Achtergrond van actieve markering De toename van het aantal wegen, de verkeersintensiteit en het gevoel van onveiligheid zorgt voor een steeds verdere uitbreiding van de openbare verlichting1. De voordelen van verlichting zijn duidelijk: voor de mensen wordt de verkeersveiligheid en de sociale veiligheid vergroot. Toch zijn er ook een aantal nadelen. Meer verlichting betekent een hoger energieverbruik en dus een toename van de CO2-uitstoot. Ook neemt de lichthinder toe. Lichthinder is de verstoring van het dagnachtritme van mens en dier door het gebruik van licht.

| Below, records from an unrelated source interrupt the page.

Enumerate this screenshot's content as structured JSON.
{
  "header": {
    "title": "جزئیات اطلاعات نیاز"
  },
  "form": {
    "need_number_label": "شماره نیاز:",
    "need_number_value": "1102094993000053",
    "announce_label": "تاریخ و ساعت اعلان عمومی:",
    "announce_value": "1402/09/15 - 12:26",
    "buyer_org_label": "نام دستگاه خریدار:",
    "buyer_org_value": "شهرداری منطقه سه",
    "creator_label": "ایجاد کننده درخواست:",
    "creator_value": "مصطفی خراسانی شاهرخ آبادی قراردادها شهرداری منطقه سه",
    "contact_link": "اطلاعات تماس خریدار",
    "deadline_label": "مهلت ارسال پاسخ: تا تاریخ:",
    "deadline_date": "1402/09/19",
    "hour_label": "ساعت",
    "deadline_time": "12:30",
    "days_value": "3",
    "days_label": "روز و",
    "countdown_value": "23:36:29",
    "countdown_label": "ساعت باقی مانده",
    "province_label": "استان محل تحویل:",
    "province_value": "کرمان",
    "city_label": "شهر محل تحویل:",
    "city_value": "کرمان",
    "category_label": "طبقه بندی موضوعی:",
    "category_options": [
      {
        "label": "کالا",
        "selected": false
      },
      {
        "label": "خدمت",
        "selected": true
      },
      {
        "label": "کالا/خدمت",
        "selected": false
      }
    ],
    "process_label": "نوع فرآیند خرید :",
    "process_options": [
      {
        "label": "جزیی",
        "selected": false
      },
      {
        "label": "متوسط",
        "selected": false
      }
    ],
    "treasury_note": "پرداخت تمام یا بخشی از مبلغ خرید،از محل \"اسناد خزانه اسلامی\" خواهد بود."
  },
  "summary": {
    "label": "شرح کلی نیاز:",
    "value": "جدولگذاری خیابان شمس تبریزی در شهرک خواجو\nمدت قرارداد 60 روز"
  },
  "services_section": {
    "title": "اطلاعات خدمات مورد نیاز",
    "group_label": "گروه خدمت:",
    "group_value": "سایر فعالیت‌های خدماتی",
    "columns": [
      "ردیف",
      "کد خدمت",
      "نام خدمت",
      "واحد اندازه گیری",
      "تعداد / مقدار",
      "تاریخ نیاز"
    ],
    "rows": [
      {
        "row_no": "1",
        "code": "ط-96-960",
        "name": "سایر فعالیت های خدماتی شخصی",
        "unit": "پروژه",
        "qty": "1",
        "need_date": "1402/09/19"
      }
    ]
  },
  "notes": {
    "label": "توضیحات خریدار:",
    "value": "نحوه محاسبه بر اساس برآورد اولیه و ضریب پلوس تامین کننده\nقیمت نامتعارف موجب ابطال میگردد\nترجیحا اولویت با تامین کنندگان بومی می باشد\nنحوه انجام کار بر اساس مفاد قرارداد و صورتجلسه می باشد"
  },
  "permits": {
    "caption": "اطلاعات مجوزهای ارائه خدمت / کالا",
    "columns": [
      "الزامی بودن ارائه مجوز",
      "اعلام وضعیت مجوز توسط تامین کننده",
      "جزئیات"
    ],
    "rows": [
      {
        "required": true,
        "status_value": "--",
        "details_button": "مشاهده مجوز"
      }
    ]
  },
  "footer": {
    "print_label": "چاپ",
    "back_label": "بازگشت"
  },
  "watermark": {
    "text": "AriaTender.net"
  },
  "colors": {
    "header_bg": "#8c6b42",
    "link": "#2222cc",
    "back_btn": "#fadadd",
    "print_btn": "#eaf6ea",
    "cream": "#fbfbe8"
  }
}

Er zijn steeds minder donkere gebieden in Nederland en de sterrenhemel is door het strooilicht grotendeels niet meer zichtbaar. Een van de functies waarvoor verlichting wordt ingezet is de geleiding van verkeer, het zichtbaar maken van het verloop van de weg bij duisternis. Deze functie wordt in eerste instantie vervuld door de reflecterende markering op de weg, echter op sommige plaatsen kan de markering niet op een voldoende verkeersveilige wijze in de geleiding voorzien. Op dergelijke wegvakken, waar extra maatregelen noodzakelijk zijn voor de geleiding van verkeer, is actieve markering een goede oplossing. Actieve markering bestaat uit lichtelementen die de weggebruiker bij duisternis zicht geven op het verloop van de weg buiten het bereik van de koplampen. Het is een aanvulling op de gewone reflecterende, passieve2 markering. Als verlichting op die wegvlakken geen andere functie hoeft te vervullen dan geleiding, kan door het inzetten van actieve markering de bestaande verlichting worden weggelaten of kan het gebruik van verlichting worden voorkomen. Actieve markering heeft een zeer gering energiegebruik en geeft geen lichthinder. In natuurgebieden wordt het leefritme van flora en fauna verstoord door verlichting. Om deze gebieden te ontzien is een ecologische hoofdstructuur (EHS) vastgesteld, waar geen verlichting mag worden geplaatst die de omgeving teveel hindert. Omdat actieve markering bestaat uit lichtelementen in het wegdek met beperkte lichtopbrengst die gericht zijn op de automobilisten, is het effect voor flora en fauna vrijwel nihil. Dit maakt actieve markering zeer geschikt voor wegbeheerders om in dergelijke gebieden toe te passen.
1
In dit document wordt verder alleen de term ‘verlichting’ gehanteerd als verlichting met armaturen op masten wordt bedoeld
2
Voor de leesbaarheid wordt in de term passieve markering gebruikt voor gewone, reflecterende markering die voldoet aan de vigerende eisen
Bijdrage aan het Nationaal verkeerskundecongres, 6 november 2013
2.
Waarom actieve markering
2.1.
Definitie van ‘actieve markering’ Het begrip actieve markering wordt als volgt gedefinieerd: In het wegdek aangebrachte lichtelementen die voor de weggebruiker bij duisternis het verloop van de weg zichtbaar maken, ook buiten het bereik van de koplampen. Standaard wordt het tonen van het verloop van de weg vervuld door de (passieve) markering, bestaande uit reflecterende belijning. Soms worden wegdekreflectoren toegevoegd. Bij alleen het gebruik van reflectoren of reflecterende markering is de reflectie en dus het zicht op het verloop van de weg beperkt tot het bereik van de koplampen. Daarnaast hebben de kwaliteit van de reflectoren en de markering, en verschil in voorruiten en koplampen invloed op het zicht op het verloop van de weg. Op plaatsen waar dit leidt tot verkeersonveilige situaties kan actieve markering worden ingezet als aanvulling op passieve markering. Actieve markering straalt zelf licht uit waardoor het zichtbaar is buiten het bereik van de koplampen. De toepassing van actieve markering gaat logischerwijze gepaard met de toepassing van passieve markering met de juiste reflecterende eigenschappen, conform NEN-EN 1436-1. Afbeelding 2.1 Actieve Markering (bron: Provincie Noord-Holland)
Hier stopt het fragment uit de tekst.